Betacam was initially introduced as a camera line along with a docking companion VTR and a standalone video cassette player. The first cameras were the BVP-3, which utilized three Saticon tubes, the BVP-30, which utilized three Plumbicon tubes, and the BVP-1, which used a single tri-stripe SMF (Saticon Mixed Field) Trinicon tube. These three cameras could be operated standalone or with their docking companion VTR, the BVV-1 (quickly superseded by the BVV-1A), to form the BVW-1 (BVW-1A) integrated camcorder. Those decks were record-only. The only transport controls on the deck were eject and rewind. The docked camera's VTR button started and paused the tape recorder. Later, the Betacam SP docking decks had full transport controls (except a record button) but tapes could not be played back except in the camera's viewfinder in black-and-white only. Sony then came out with the playback adapter, the VA-500, a separate portable unit that connected via a multi-pin cable and had a composite video out jack for color playback. At first, color playback required the studio source deck, the BVW-10, which could not record, only play back. It was primarily designed as a feeder deck for A/B roll edit systems, usually for editing to a one-inch Type C or three-quarter-inch U-matic cassette edit master tape. There was also the BVW-20 field playback deck, which was a portable unit with DC power and a handle, that was used to verify color playback of tapes in the field. Unlike the BVW-10, it did not have a built-in time base corrector (TBC).
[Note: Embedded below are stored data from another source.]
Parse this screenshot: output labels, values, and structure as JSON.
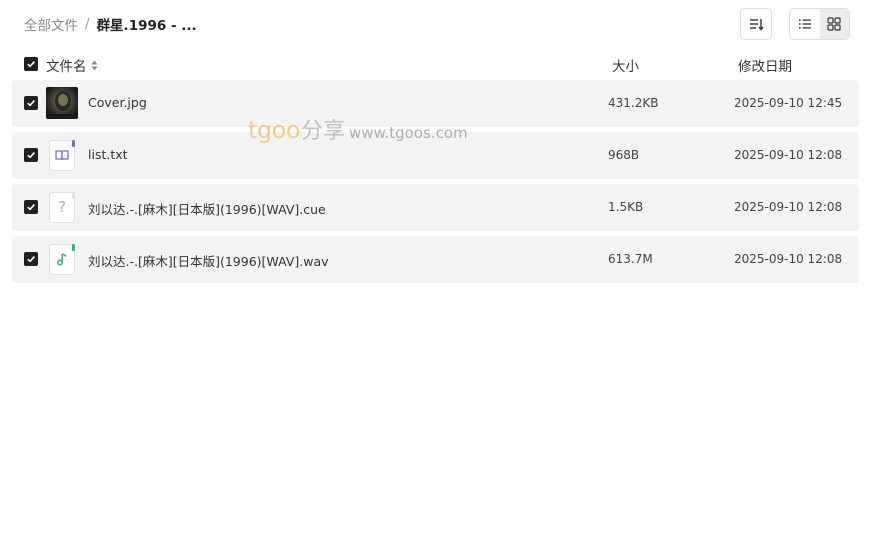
{
  "breadcrumb": {
    "root": "全部文件",
    "separator": "/",
    "current": "群星.1996 - ..."
  },
  "toolbar": {
    "sort_icon": "sort-descending-icon",
    "view_list_icon": "list-view-icon",
    "view_grid_icon": "grid-view-icon",
    "active_view": "grid"
  },
  "table": {
    "columns": {
      "name": "文件名",
      "size": "大小",
      "date": "修改日期"
    },
    "select_all": true,
    "rows": [
      {
        "name": "Cover.jpg",
        "size": "431.2KB",
        "date": "2025-09-10 12:45",
        "icon": "image-thumbnail",
        "selected": true
      },
      {
        "name": "list.txt",
        "size": "968B",
        "date": "2025-09-10 12:08",
        "icon": "book-file-icon",
        "selected": true
      },
      {
        "name": "刘以达.-.[麻木][日本版](1996)[WAV].cue",
        "size": "1.5KB",
        "date": "2025-09-10 12:08",
        "icon": "unknown-file-icon",
        "selected": true
      },
      {
        "name": "刘以达.-.[麻木][日本版](1996)[WAV].wav",
        "size": "613.7M",
        "date": "2025-09-10 12:08",
        "icon": "music-file-icon",
        "selected": true
      }
    ]
  },
  "watermark": {
    "brand": "tgoo",
    "brand_cn": "分享",
    "url": "www.tgoos.com"
  },
  "colors": {
    "row_bg": "#f3f3f3",
    "checkbox": "#202020",
    "txt_icon": "#7b6fd6",
    "audio_icon": "#2db87a",
    "unknown_icon": "#b0b0b0"
  }
}
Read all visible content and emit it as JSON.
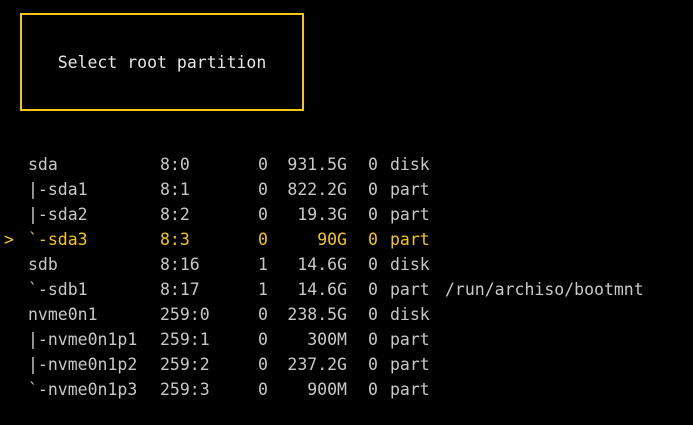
{
  "title": "Select root partition",
  "cursor_glyph": ">",
  "accent_color": "#f5c518",
  "selected_index": 3,
  "partitions": [
    {
      "name": "sda",
      "majmin": "8:0",
      "rm": "0",
      "size": "931.5G",
      "ro": "0",
      "type": "disk",
      "mount": ""
    },
    {
      "name": "|-sda1",
      "majmin": "8:1",
      "rm": "0",
      "size": "822.2G",
      "ro": "0",
      "type": "part",
      "mount": ""
    },
    {
      "name": "|-sda2",
      "majmin": "8:2",
      "rm": "0",
      "size": "19.3G",
      "ro": "0",
      "type": "part",
      "mount": ""
    },
    {
      "name": "`-sda3",
      "majmin": "8:3",
      "rm": "0",
      "size": "90G",
      "ro": "0",
      "type": "part",
      "mount": ""
    },
    {
      "name": "sdb",
      "majmin": "8:16",
      "rm": "1",
      "size": "14.6G",
      "ro": "0",
      "type": "disk",
      "mount": ""
    },
    {
      "name": "`-sdb1",
      "majmin": "8:17",
      "rm": "1",
      "size": "14.6G",
      "ro": "0",
      "type": "part",
      "mount": "/run/archiso/bootmnt"
    },
    {
      "name": "nvme0n1",
      "majmin": "259:0",
      "rm": "0",
      "size": "238.5G",
      "ro": "0",
      "type": "disk",
      "mount": ""
    },
    {
      "name": "|-nvme0n1p1",
      "majmin": "259:1",
      "rm": "0",
      "size": "300M",
      "ro": "0",
      "type": "part",
      "mount": ""
    },
    {
      "name": "|-nvme0n1p2",
      "majmin": "259:2",
      "rm": "0",
      "size": "237.2G",
      "ro": "0",
      "type": "part",
      "mount": ""
    },
    {
      "name": "`-nvme0n1p3",
      "majmin": "259:3",
      "rm": "0",
      "size": "900M",
      "ro": "0",
      "type": "part",
      "mount": ""
    }
  ]
}
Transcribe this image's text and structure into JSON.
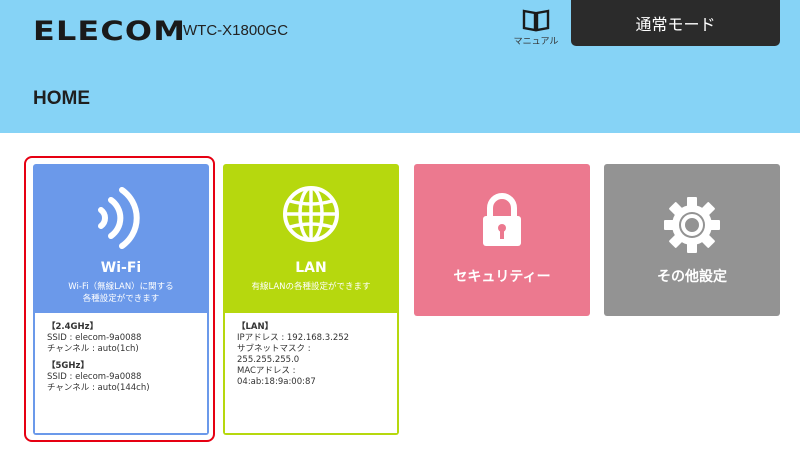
{
  "header": {
    "brand": "ELECOM",
    "model": "WTC-X1800GC",
    "manual_label": "マニュアル",
    "mode_button": "通常モード"
  },
  "page_title": "HOME",
  "cards": {
    "wifi": {
      "title": "Wi-Fi",
      "desc_line1": "Wi-Fi（無線LAN）に関する",
      "desc_line2": "各種設定ができます",
      "band24_head": "【2.4GHz】",
      "band24_ssid": "SSID : elecom-9a0088",
      "band24_channel": "チャンネル : auto(1ch)",
      "band5_head": "【5GHz】",
      "band5_ssid": "SSID : elecom-9a0088",
      "band5_channel": "チャンネル : auto(144ch)"
    },
    "lan": {
      "title": "LAN",
      "desc": "有線LANの各種設定ができます",
      "info_head": "【LAN】",
      "ip": "IPアドレス : 192.168.3.252",
      "mask_label": "サブネットマスク :",
      "mask_value": "255.255.255.0",
      "mac_label": "MACアドレス :",
      "mac_value": "04:ab:18:9a:00:87"
    },
    "security": {
      "title": "セキュリティー"
    },
    "other": {
      "title": "その他設定"
    }
  },
  "colors": {
    "header_bg": "#86d3f6",
    "wifi": "#6b99ea",
    "lan": "#b6d80e",
    "security": "#ec798f",
    "other": "#939393",
    "selected_outline": "#e60012"
  },
  "icons": [
    "book-icon",
    "wifi-signal-icon",
    "globe-icon",
    "lock-icon",
    "gear-icon"
  ]
}
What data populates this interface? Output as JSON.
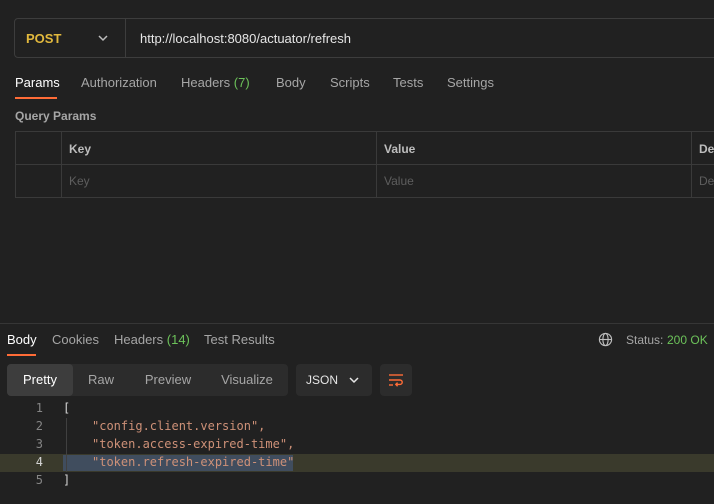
{
  "request": {
    "method": "POST",
    "url": "http://localhost:8080/actuator/refresh",
    "tabs": [
      {
        "label": "Params",
        "count": ""
      },
      {
        "label": "Authorization",
        "count": ""
      },
      {
        "label": "Headers",
        "count": "(7)"
      },
      {
        "label": "Body",
        "count": ""
      },
      {
        "label": "Scripts",
        "count": ""
      },
      {
        "label": "Tests",
        "count": ""
      },
      {
        "label": "Settings",
        "count": ""
      }
    ],
    "active_tab": "Params"
  },
  "query_params": {
    "title": "Query Params",
    "columns": [
      "Key",
      "Value",
      "De"
    ],
    "placeholders": [
      "Key",
      "Value",
      "De"
    ]
  },
  "response": {
    "tabs": [
      {
        "label": "Body",
        "count": ""
      },
      {
        "label": "Cookies",
        "count": ""
      },
      {
        "label": "Headers",
        "count": "(14)"
      },
      {
        "label": "Test Results",
        "count": ""
      }
    ],
    "active_tab": "Body",
    "status_label": "Status:",
    "status_value": "200 OK",
    "views": [
      "Pretty",
      "Raw",
      "Preview",
      "Visualize"
    ],
    "active_view": "Pretty",
    "format": "JSON",
    "code_lines": [
      {
        "num": "1",
        "text": "["
      },
      {
        "num": "2",
        "text": "\"config.client.version\","
      },
      {
        "num": "3",
        "text": "\"token.access-expired-time\","
      },
      {
        "num": "4",
        "text": "\"token.refresh-expired-time\""
      },
      {
        "num": "5",
        "text": "]"
      }
    ],
    "current_line": "4"
  },
  "colors": {
    "accent": "#ff6c37",
    "method": "#e2b93d",
    "status_ok": "#6cc25a",
    "string": "#ce9178"
  },
  "icons": [
    "chevron-down-icon",
    "globe-icon",
    "wrap-lines-icon"
  ]
}
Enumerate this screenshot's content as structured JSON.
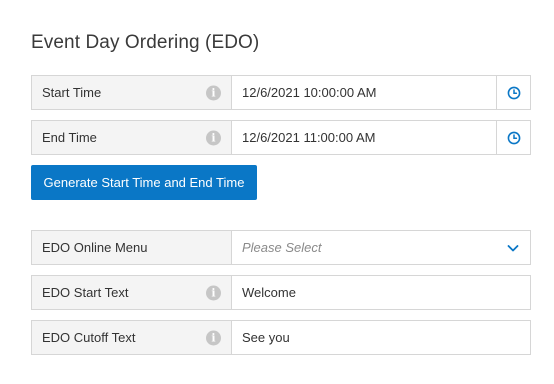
{
  "page": {
    "title": "Event Day Ordering (EDO)"
  },
  "fields": {
    "start_time": {
      "label": "Start Time",
      "value": "12/6/2021 10:00:00 AM",
      "icon": "info-icon",
      "picker_icon": "clock-icon"
    },
    "end_time": {
      "label": "End Time",
      "value": "12/6/2021 11:00:00 AM",
      "icon": "info-icon",
      "picker_icon": "clock-icon"
    },
    "edo_online_menu": {
      "label": "EDO Online Menu",
      "placeholder": "Please Select",
      "icon": "chevron-down-icon"
    },
    "edo_start_text": {
      "label": "EDO Start Text",
      "value": "Welcome",
      "icon": "info-icon"
    },
    "edo_cutoff_text": {
      "label": "EDO Cutoff Text",
      "value": "See you",
      "icon": "info-icon"
    }
  },
  "buttons": {
    "generate_label": "Generate Start Time and End Time"
  },
  "colors": {
    "accent": "#0a77c6",
    "label_bg": "#f4f4f4",
    "border": "#d6d6d6",
    "info_icon": "#c6c6c6"
  }
}
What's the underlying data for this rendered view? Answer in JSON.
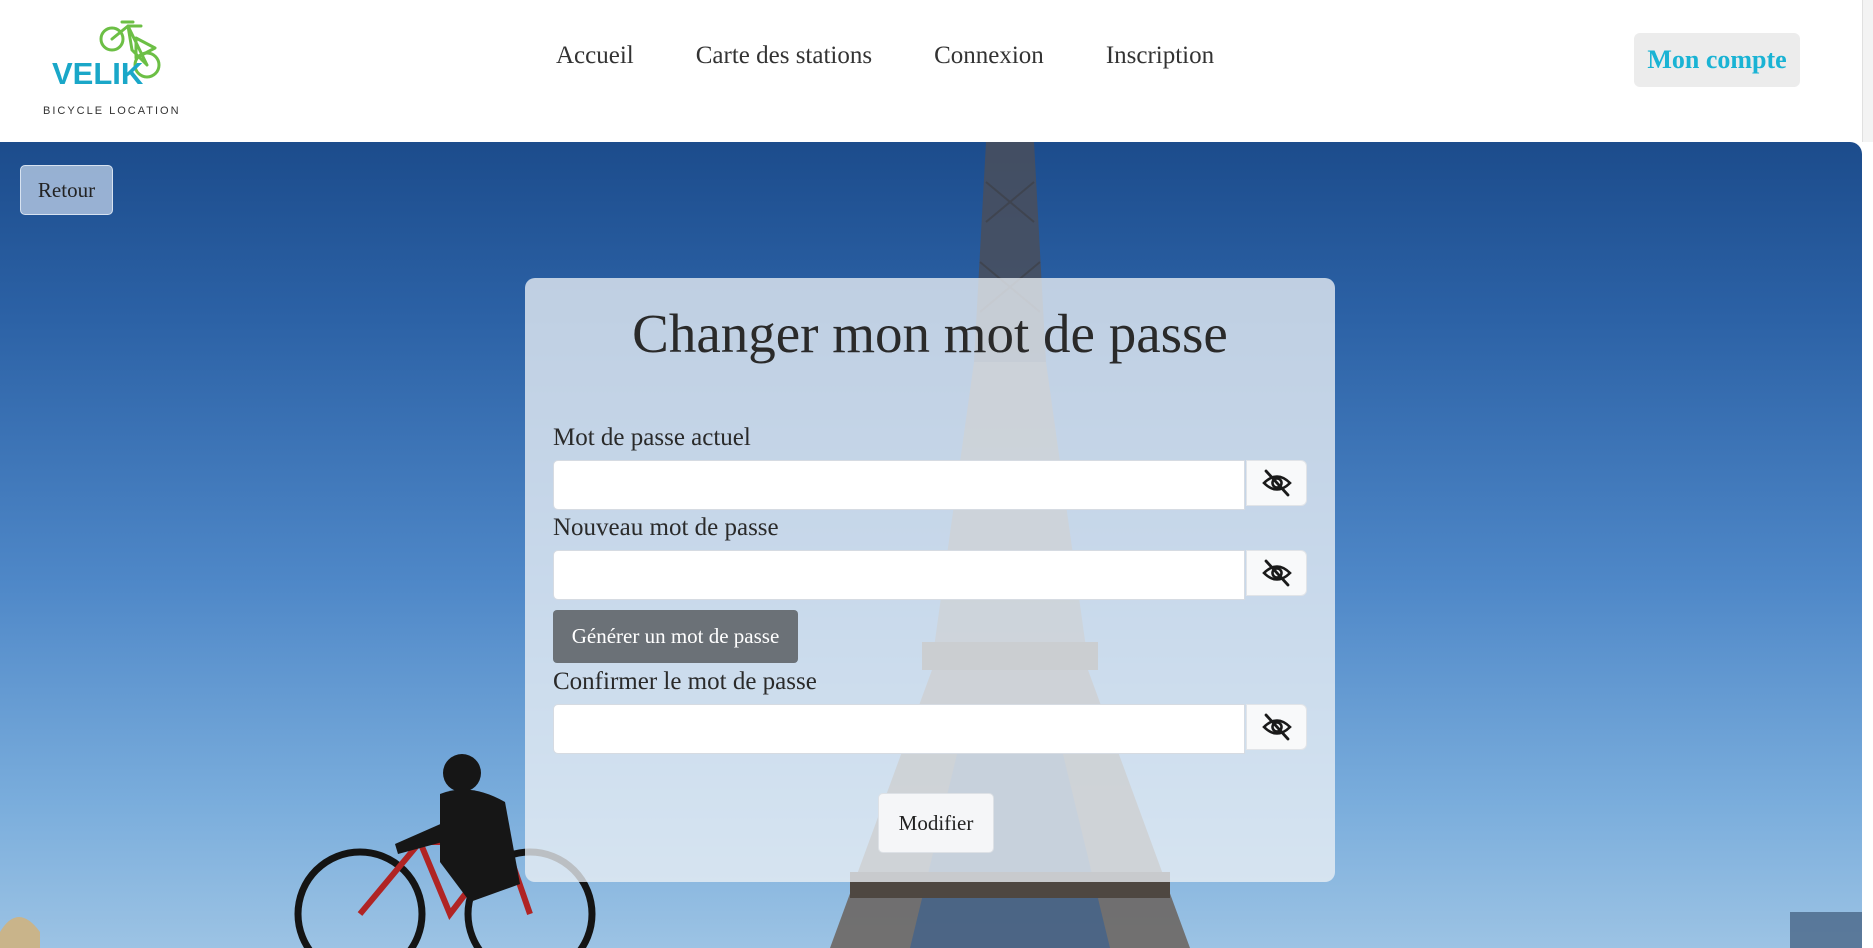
{
  "brand": {
    "name": "VELIK",
    "tagline": "BICYCLE LOCATION",
    "logo_icon": "bicycle-logo-icon",
    "accent_color": "#1aa7c8",
    "logo_color": "#6cbf45"
  },
  "nav": {
    "items": [
      {
        "label": "Accueil"
      },
      {
        "label": "Carte des stations"
      },
      {
        "label": "Connexion"
      },
      {
        "label": "Inscription"
      }
    ],
    "account_label": "Mon compte"
  },
  "back_label": "Retour",
  "form": {
    "title": "Changer mon mot de passe",
    "current_password": {
      "label": "Mot de passe actuel",
      "value": "",
      "toggle_icon": "eye-slash-icon"
    },
    "new_password": {
      "label": "Nouveau mot de passe",
      "value": "",
      "toggle_icon": "eye-slash-icon"
    },
    "generate_label": "Générer un mot de passe",
    "confirm_password": {
      "label": "Confirmer le mot de passe",
      "value": "",
      "toggle_icon": "eye-slash-icon"
    },
    "submit_label": "Modifier"
  }
}
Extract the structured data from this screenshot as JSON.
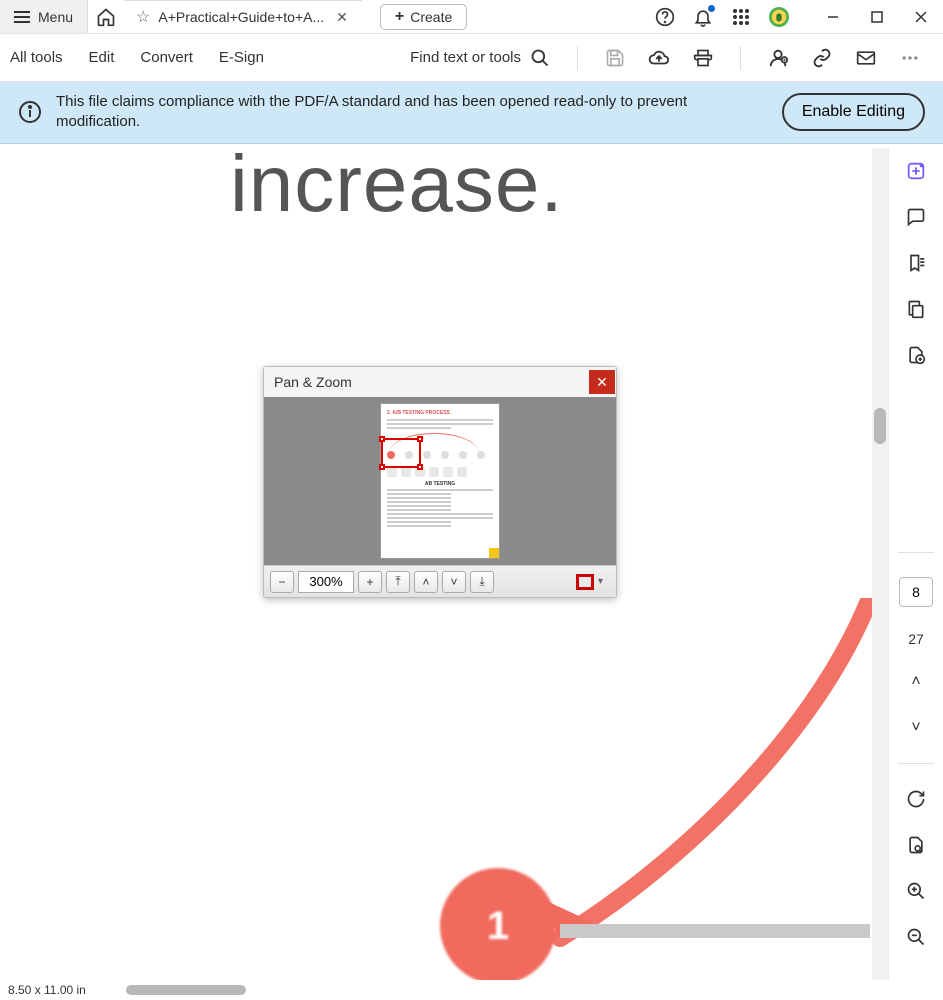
{
  "titlebar": {
    "menu_label": "Menu",
    "tab_title": "A+Practical+Guide+to+A...",
    "create_label": "Create"
  },
  "toolbar": {
    "all_tools": "All tools",
    "edit": "Edit",
    "convert": "Convert",
    "esign": "E-Sign",
    "find": "Find text or tools"
  },
  "banner": {
    "text": "This file claims compliance with the PDF/A standard and has been opened read-only to prevent modification.",
    "button": "Enable Editing"
  },
  "panzoom": {
    "title": "Pan & Zoom",
    "zoom_value": "300%",
    "thumb_heading": "2. A/B TESTING PROCESS",
    "thumb_subheading": "AB TESTING"
  },
  "document": {
    "big_text": "increase.",
    "circle_label": "1"
  },
  "nav": {
    "current_page": "8",
    "total_pages": "27"
  },
  "status": {
    "dimensions": "8.50 x 11.00 in"
  }
}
With the popular success of the Betacam system as a news acquisition format, the line was soon extended to include the BVW-15 studio player and the BVW-40 studio edit recorder. The BVW-15 added dynamic tracking, which enabled clear still frame and jog playback, something the BVW-10 could not deliver. The BVW-40 enabled, for the first time, editing to a Betacam master, and if set up and wired correctly, true component video editing. It was also possible to do machine-to-machine editing between a BVW-10 or 15 and BVW-40 without an edit controller—a single serial cable between the units was all that was required to control the player from the recorder to perform simple assemble and insert editing. Additionally, there were two field models introduced, the BVW-25 field recorder, and the BVW-21 play-only portable field deck.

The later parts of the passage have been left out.